Ammonite vs Silent White - Pale
Where Ammonite belongs to Farrow & Ball's range, Silent White - Pale is a Little Greene color. Ammonite reads as beige-greige, while Silent White - Pale reads as white-yellow — two distinct hue families, not close cousins. Silent White - Pale (LRV 97) reflects noticeably more light than Ammonite (LRV 69), a difference of 28 points that becomes especially apparent in rooms with limited natural light. Ammonite runs warm while Silent White - Pale is decidedly yellow, which means they'll respond very differently to warm vs cool light sources. With a ΔE of 12.7, the contrast is hard to miss. These aren't variations on a theme — they're two different answers to the same question. Below you'll find 2 real-room photo comparisons where both colors appear side by side, plus 5 simulated room previews.
Ammonite vs Silent White - Pale in Real Spaces
2 real rooms side by side.
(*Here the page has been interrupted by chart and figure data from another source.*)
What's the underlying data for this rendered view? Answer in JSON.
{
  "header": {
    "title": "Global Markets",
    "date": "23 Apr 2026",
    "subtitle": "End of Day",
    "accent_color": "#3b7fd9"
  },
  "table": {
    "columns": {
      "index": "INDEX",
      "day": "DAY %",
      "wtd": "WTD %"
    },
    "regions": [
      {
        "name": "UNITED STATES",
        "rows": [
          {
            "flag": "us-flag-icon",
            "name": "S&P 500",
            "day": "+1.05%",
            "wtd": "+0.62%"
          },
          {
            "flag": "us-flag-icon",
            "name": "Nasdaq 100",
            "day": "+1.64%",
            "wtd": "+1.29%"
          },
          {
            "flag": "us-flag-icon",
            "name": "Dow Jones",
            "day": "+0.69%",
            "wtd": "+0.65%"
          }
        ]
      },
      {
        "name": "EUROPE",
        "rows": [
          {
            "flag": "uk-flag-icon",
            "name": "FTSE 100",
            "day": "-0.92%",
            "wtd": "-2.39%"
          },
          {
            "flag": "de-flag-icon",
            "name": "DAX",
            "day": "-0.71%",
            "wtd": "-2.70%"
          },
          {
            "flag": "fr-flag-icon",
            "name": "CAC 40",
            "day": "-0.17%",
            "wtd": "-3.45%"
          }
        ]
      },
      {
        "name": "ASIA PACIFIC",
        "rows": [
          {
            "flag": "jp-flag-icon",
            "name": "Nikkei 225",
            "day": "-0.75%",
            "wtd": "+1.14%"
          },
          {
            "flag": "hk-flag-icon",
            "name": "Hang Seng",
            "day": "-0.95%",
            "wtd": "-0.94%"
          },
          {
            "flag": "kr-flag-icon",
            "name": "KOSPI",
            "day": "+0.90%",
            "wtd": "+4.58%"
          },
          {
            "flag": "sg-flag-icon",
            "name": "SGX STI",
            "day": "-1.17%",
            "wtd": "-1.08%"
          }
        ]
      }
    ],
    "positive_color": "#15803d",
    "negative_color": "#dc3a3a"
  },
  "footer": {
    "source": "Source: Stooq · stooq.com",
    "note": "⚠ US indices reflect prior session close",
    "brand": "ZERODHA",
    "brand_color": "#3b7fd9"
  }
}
Seeing Ammonite and Silent White - Pale in actual rooms makes the difference concrete; browse the spaces below to get a feel for how each color lives on a wall.
Bedroom
The context that matters most in a bedroom is how a color reads under a bedside lamp at night, not under noon daylight. Silent White - Pale reflects noticeably more light off the walls, making the space read more open than Ammonite.
Kitchen Cabinets
Kitchen cabinets are constantly compared against adjacent materials, which means subtle differences between these two become much more visible. Silent White - Pale reflects noticeably more light off the walls, making the space read more open than Ammonite.
Color Details
Ammonite vs Silent White - Pale Simulated Comparison
5 simulated room previews — drag the slider on each to see Ammonite on one side and Silent White - Pale on the other.
Digital color is approximate. These simulations are generated from the manufacturer's hex values and overlaid on grayscale room photos — your screen's calibration, brightness, and viewing angle all affect how they render. Before committing to either color, test physical samples in your own space under the light you actually live with.
More Ammonite comparisons
See how Ammonite stacks up against other well-photographed colors across different brands and tones.